Los Peralta también habían sido cercados y perseguidos: Cilene describió la diáspora dolorosa, sistemática a la que fueron empujados: “Mi familia ya había sufrido el secuestro y asesinato de mi único hermano varón, Esteban Peralta, de 19 años, en junio de 1975. Lo fusilaron junto a Estela Santucho en el Comando Radioeléctrico... A mi padre le quitaron la matrícula de abogado; a mi mamá, que era odontóloga y docente, la despidieron de su trabajo sin causa alguna. A mi marido, que era médico, también lo despidieron... Secuestraron a mi hermana en Mendoza, después acá... No había cómo garantizar la seguridad de Juana... Se dispersó la familia. La vida ya no nos pertenecía. Podía pasar cualquier cosa. Con mi marido decidimos ir a vivir a Formosa; a vivir de otra manera. Nos costó aprender a convivir con el miedo. Recuerdo que mi mamá se sentaba con la foto de los hijos, con los pañuelos blancos, y que estaba con otras Madres en la peatonal (de Córdoba), y que pasaba gente y les gritaban: ‘Pero a ésa yo la vi en Brasil, están viviendo en Brasil’. Y las Madres lo único que tenían era eso: mostrar la foto de los hijos que les habían secuestrado, desaparecido”. Cilene recordó: “Mi mamá iba a las mesas donde mis hermanos todavía aparecían empadronados cuando llegó la democracia, con la esperanza de verlos llegar. Este es el gran daño con los desaparecidos: no estaban ni vivos, ni muertos”.
Vergez dispara de nuevo

Durante su declaración, Cilene Peralta no permitió que los imputados permanecieran en la sala: “No, que entreguen la lista de los que mataron y adónde los enterraron –argumentó–. Esa es la única manera de pacificar.
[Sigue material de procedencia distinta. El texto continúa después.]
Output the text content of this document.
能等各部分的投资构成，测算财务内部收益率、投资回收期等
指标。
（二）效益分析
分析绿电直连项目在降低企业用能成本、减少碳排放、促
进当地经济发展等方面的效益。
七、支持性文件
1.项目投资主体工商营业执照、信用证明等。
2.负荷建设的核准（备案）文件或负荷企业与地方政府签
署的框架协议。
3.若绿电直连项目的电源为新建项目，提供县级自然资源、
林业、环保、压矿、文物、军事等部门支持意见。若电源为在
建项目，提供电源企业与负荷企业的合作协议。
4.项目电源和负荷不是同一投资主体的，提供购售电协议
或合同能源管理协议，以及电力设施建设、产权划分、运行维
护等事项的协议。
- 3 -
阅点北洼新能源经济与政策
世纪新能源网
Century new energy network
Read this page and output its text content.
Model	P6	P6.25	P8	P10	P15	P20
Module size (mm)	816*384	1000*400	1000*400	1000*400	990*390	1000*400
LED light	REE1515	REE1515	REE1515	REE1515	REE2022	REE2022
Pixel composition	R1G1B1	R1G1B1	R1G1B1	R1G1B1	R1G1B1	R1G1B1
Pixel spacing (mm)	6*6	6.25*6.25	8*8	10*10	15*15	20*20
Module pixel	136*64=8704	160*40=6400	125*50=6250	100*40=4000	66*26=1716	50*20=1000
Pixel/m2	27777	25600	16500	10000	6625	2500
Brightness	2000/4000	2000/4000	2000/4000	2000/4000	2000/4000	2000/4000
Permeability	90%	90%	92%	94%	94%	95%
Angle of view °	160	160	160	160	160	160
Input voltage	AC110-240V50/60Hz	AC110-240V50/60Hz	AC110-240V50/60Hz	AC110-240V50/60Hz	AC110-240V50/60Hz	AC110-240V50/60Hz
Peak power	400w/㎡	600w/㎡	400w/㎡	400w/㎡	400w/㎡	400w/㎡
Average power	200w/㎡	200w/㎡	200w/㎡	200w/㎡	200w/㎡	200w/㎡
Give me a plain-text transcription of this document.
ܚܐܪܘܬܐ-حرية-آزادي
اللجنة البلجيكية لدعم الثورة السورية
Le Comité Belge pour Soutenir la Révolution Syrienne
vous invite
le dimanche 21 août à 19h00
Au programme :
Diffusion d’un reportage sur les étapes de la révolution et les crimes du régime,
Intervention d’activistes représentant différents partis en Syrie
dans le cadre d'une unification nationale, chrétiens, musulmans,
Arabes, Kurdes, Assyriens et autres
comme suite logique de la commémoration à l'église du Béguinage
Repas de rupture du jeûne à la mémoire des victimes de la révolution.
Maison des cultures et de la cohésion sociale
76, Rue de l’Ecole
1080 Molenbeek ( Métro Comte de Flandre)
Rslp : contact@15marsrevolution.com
Ellos pueden entrar y salir mientras nosotros dejamos acá los momentos más terribles de nuestras vidas... Por eso pedí que se queden afuera (en realidad en la sala contigua, con una pantalla de TV de circuito cerrado). Siento que ellos se burlan de nosotros”.

Lo que Cilene no sabía entonces era lo que sucedió mientras declaraba Pablo Ferreyra –el primer testigo– y fue denunciado ante los jueces por el querellante Claudio Orosz. Mientras atestiguaba Pablo, su hermano Francisco “Paco” Ferreyra estaba sentado en la sala con sus familiares y levantó una foto de Diego. Vergez se dio vuelta en su banquillo de acusado, pasó su brazo sobre el respaldar del asiento y, apuntándole a la foto del desaparecido con una de sus manos, hizo varias veces el gesto de gatillar. El hermano de la víctima le sostuvo la mirada y mantuvo la foto en alto, hasta que el represor se volteó. El tribunal hizo lugar al planteo de Orosz y pidió el registro fílmico para analizar la cuestión.
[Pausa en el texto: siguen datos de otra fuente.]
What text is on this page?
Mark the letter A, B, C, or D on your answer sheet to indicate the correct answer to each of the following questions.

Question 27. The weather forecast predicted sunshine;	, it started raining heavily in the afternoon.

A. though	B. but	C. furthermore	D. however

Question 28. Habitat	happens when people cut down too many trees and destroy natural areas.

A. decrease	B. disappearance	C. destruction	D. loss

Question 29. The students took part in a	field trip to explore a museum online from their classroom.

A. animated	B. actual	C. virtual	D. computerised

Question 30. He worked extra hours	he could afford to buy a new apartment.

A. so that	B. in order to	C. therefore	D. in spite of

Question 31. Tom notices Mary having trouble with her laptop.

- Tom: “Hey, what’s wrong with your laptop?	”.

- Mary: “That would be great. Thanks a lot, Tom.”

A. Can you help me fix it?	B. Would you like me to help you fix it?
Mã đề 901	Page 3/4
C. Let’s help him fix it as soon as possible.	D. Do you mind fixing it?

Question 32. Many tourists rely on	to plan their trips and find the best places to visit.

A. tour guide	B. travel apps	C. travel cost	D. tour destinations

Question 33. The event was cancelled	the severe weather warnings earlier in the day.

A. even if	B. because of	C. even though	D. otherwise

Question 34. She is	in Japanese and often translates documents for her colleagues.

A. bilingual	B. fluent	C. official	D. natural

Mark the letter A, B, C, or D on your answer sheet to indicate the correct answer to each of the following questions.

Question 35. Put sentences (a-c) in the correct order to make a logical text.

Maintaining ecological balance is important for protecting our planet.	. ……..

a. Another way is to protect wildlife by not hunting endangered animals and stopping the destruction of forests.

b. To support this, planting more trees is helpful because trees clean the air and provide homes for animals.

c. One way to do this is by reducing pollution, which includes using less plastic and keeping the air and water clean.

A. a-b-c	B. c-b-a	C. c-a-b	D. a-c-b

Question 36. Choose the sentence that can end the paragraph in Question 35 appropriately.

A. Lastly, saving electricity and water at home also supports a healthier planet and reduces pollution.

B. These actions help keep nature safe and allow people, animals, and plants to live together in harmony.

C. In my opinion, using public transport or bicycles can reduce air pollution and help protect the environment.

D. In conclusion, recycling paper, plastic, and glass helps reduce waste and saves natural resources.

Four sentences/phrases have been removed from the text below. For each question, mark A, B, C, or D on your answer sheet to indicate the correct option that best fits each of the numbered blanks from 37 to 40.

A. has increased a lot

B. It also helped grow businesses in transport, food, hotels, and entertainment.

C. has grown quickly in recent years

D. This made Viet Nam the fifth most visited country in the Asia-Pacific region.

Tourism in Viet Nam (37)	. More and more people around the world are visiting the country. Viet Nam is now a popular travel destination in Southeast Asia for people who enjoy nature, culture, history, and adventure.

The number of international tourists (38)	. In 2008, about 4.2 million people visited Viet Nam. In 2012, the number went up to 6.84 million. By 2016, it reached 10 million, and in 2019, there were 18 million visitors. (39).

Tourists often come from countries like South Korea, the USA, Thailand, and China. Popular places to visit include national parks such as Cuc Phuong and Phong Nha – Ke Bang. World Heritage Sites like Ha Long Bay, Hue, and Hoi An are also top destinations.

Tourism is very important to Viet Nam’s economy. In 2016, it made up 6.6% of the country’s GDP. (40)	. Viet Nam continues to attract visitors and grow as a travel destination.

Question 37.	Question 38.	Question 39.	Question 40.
Lo sucedido no sorprende: Vergez ha exhibido desde el inicio de este juicio un comportamiento burdo y despectivo. Este diario supo además que también tuvo y tiene serios problemas con sus cómplices en el penal de Bouwer, donde están detenidos. De hecho, en enero, “cansados de sus groserías, sus sonoros flatos a propósito y demás barbaridades, como bajarse los pantalones todo el tiempo, lo esperaron, lo emboscaron y le dieron una paliza tremenda. Tanto, que los guardias lo tuvieron que rescatar y cambiar de pabellón”, aseguró un empleado penitenciario que pidió el resguardo de su identidad. La versión fue corroborada por la denuncia que el propio Vergez dejó asentada en los tribunales luego del ataque. Cercado por las pruebas de sus delitos y hasta por su propia caterva, el torturador dejó en claro su vocación de victimario, que no se arrepiente de nada y hasta volvió a “disparar”.